The competition to produce inexpensive meat, eggs, and dairy products has led animal agribusiness to treat animals as objects and commodities. The worldwide trend is to replace small family farms with “factory farms”-large warehouses where animals are confined in crowded cages or restrictive pens.
Chickens Raised for Meat:
Virtually all birds raised for food are factory farmed. Inside the densely populated sheds, vast amounts of waste accumulate. The resulting ammonia levels commonly cause painful burns to the birds’ skin, eyes, and respiratory tracts.
Today’s broiler reaches market, weight in about one third of the time it took the traditional broiler. This rapid growth rate has been accompanied by an increasingly high incidence of conditions that cause suffering, such as ascites and painful skeletal deformities. According to Professor John Webster of the University of Bristol’s School of Veterinary Science, “Broilers are the only livestock that are in chronic pain for the last 20% of their lives.” In order to avoid problems of reproduction and lameness associated with obesity, broilers used for breeding are severely feed restricted.
Packed in cages (usually less than half a square foot of floor space per bird), hens can become immobilized and die of asphyxiation or dehydration. Decomposing corpses are found in cages with live birds. To cut losses from birds pecking each other, farmers remove a third to a half of the beak from egg-laying hens, breeding chickens, and most turkeys and ducks. Without pain relief, the beak is partially amputated with a heated blade; or the end is damaged with a laser, infrared beam, or powerful electric spark and sloughs off days later. The birds suffer severe pain for weeks. Some, unable to eat afterwards, starve.
Each week, hundreds of thousands of laying hens die on farms. Most endure one to two years of battery-cage confinement before they’re disposed of as “spent hens.” By the time their egg production declines, the birds’ skeletons are so fragile that many suffer broken bones as they’re removed from the cages. Male chicks, of no economic value to the egg industry, are typically macerated (ground up alive) or gassed. In some cases, they are simply thrown into garbage bags alive, as depicted in the picture below of chicks dead and dying in a dumpster behind a hatchery.
Dairy Cows :
For many people, dairy farming conjures up images of small herds of cows leisurely grazing on open pastures. Although scenes like this still exist in the world, most milk is produced by cows raised in intensive production systems. Some cows are housed indoors year-round, and lactating cows are often kept restrained in tie stalls or stanchions.
Although they don’t reach mature size until at least 4 years old, dairy cows first give birth at about 2 years of age and are usually bred again. It is unprofitable to keep dairy cows alive once their milk production declines. Each year, approximately one quarter of the cows who survive the farms are sent to slaughter, most often due to reproductive problems or mastitis. Cows can live more than 20 years, however they’re usually slaughtered and used to produce ground beef at about 5 years of age, after roughly 2.5 lactations.
The fastest growing food-producing sector is aquaculture; one of two fish eaten is now raised on a farm rather than caught in the wild.
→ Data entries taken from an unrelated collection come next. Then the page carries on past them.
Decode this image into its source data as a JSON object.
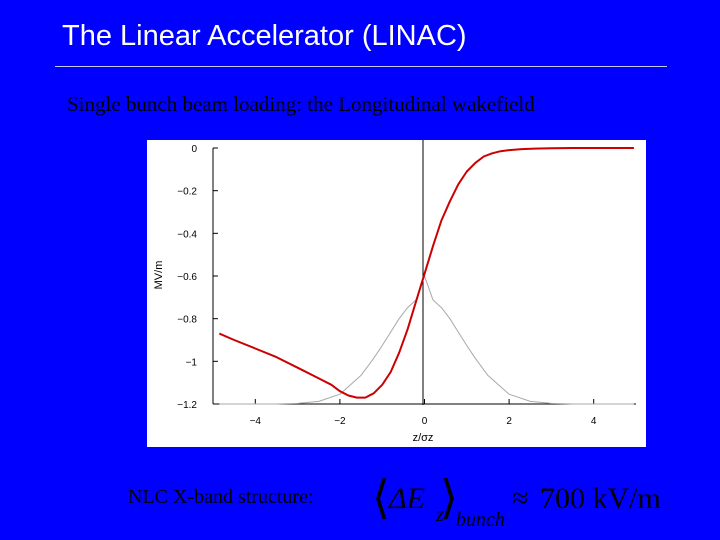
{
  "slide": {
    "title": "The Linear Accelerator (LINAC)",
    "subtitle": "Single bunch beam loading: the Longitudinal wakefield",
    "footer_label": "NLC X-band structure:",
    "formula": {
      "bracket_open": "⟨",
      "delta_e": "ΔE",
      "subscript_z": "z",
      "bracket_close": "⟩",
      "subscript_bunch": "bunch",
      "approx": "≈",
      "value": "700 kV/m"
    }
  },
  "chart_data": {
    "type": "line",
    "ylabel": "MV/m",
    "xlabel": "z/σz",
    "xlim": [
      -5.0,
      5.0
    ],
    "ylim": [
      -1.2,
      0.0
    ],
    "x_ticks": [
      -4,
      -2,
      0,
      2,
      4
    ],
    "x_tick_labels": [
      "−4",
      "−2",
      "0",
      "2",
      "4"
    ],
    "y_ticks": [
      0,
      -0.2,
      -0.4,
      -0.6,
      -0.8,
      -1,
      -1.2
    ],
    "y_tick_labels": [
      "0",
      "−0.2",
      "−0.4",
      "−0.6",
      "−0.8",
      "−1",
      "−1.2"
    ],
    "series": [
      {
        "color": "#cc0000",
        "x": [
          -4.85,
          -4.5,
          -4.0,
          -3.5,
          -3.0,
          -2.5,
          -2.2,
          -2.0,
          -1.8,
          -1.6,
          -1.4,
          -1.2,
          -1.0,
          -0.8,
          -0.6,
          -0.4,
          -0.2,
          0.0,
          0.2,
          0.4,
          0.6,
          0.8,
          1.0,
          1.2,
          1.4,
          1.6,
          1.8,
          2.0,
          2.3,
          2.6,
          3.0,
          3.5,
          4.0,
          4.5,
          4.95
        ],
        "y": [
          -0.87,
          -0.9,
          -0.94,
          -0.98,
          -1.03,
          -1.08,
          -1.11,
          -1.14,
          -1.16,
          -1.17,
          -1.17,
          -1.15,
          -1.11,
          -1.05,
          -0.96,
          -0.85,
          -0.72,
          -0.59,
          -0.46,
          -0.34,
          -0.25,
          -0.17,
          -0.11,
          -0.07,
          -0.04,
          -0.025,
          -0.015,
          -0.01,
          -0.005,
          -0.003,
          -0.001,
          0.0,
          0.0,
          0.0,
          0.0
        ]
      },
      {
        "color": "#a8a8a8",
        "x": [
          -4.85,
          -4.5,
          -4.0,
          -3.5,
          -3.0,
          -2.5,
          -2.0,
          -1.5,
          -1.2,
          -1.0,
          -0.8,
          -0.6,
          -0.4,
          -0.2,
          0.0,
          0.2,
          0.4,
          0.6,
          0.8,
          1.0,
          1.2,
          1.5,
          2.0,
          2.5,
          3.0,
          3.5,
          4.0,
          4.5,
          4.95
        ],
        "y": [
          -1.2,
          -1.2,
          -1.2,
          -1.2,
          -1.197,
          -1.188,
          -1.154,
          -1.066,
          -0.986,
          -0.926,
          -0.863,
          -0.8,
          -0.748,
          -0.712,
          -0.6,
          -0.712,
          -0.748,
          -0.8,
          -0.863,
          -0.926,
          -0.986,
          -1.066,
          -1.154,
          -1.188,
          -1.197,
          -1.2,
          -1.2,
          -1.2,
          -1.2
        ]
      }
    ]
  }
}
As with other forms of animal agriculture, the practices employed by fish farmers are designed to increase profitability but can reduce the well-being of the fish. Welfare concerns include: poor water quality, aggression, injuries, and disease associated with inappropriate stocking densities; health problems due to selection for fast growth; handling and removal from water during routine husbandry procedures; food deprivation during disease treatment and before harvest; and pain during slaughter.